Greg Mankiw is a respected Harvard economist who has explained the current problem with US monetary policy- since the Fed has lowered interest rates to near zero, there is very little that can be done to spur lending and growth.

Mankiw suggested a negative interest rate in his April 18 New York Times piece:

So why shouldn’t the Fed just keep cutting interest rates? Why not lower the target interest rate to, say, negative 3 percent?

At that interest rate, you could borrow and spend $100 and repay $97 next year. This opportunity would surely generate more borrowing and aggregate demand.

The problem with negative interest rates, however, is quickly apparent: nobody would lend on those terms. Rather than giving your money to a borrower who promises a negative return, it would be better to stick the cash in your mattress. Because holding money promises a return of exactly zero, lenders cannot offer less.

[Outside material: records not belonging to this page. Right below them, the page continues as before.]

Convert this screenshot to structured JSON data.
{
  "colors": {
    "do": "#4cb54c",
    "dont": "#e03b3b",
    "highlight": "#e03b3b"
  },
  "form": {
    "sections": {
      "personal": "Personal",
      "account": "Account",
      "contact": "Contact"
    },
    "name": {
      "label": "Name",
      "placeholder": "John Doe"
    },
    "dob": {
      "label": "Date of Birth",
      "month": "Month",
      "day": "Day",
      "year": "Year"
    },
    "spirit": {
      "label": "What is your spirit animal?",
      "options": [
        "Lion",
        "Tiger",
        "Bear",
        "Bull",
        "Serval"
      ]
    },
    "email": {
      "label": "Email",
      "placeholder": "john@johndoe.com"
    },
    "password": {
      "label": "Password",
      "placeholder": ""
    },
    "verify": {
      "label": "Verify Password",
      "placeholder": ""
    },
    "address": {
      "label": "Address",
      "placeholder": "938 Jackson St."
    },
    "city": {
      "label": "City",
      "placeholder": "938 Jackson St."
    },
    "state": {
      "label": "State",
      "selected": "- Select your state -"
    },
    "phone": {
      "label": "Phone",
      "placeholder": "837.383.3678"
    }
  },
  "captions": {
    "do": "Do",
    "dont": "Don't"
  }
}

Unless, that is, we figure out a way to make holding money less attractive.

At one of my recent Harvard seminars, a graduate student proposed a clever scheme to do exactly that. (I will let the student remain anonymous. In case he ever wants to pursue a career as a central banker, having his name associated with this idea probably won’t help.)

Imagine that the Fed were to announce that, a year from today, it would pick a digit from zero to 9 out of a hat. All currency with a serial number ending in that digit would no longer be legal tender. Suddenly, the expected return to holding currency would become negative 10 percent.

That move would free the Fed to cut interest rates below zero. People would be delighted to lend money at negative 3 percent, since losing 3 percent is better than losing 10.

Crazy idea, but this kind of bold thinking is an indication that there are people who can think in new and innovative ways to correct problems.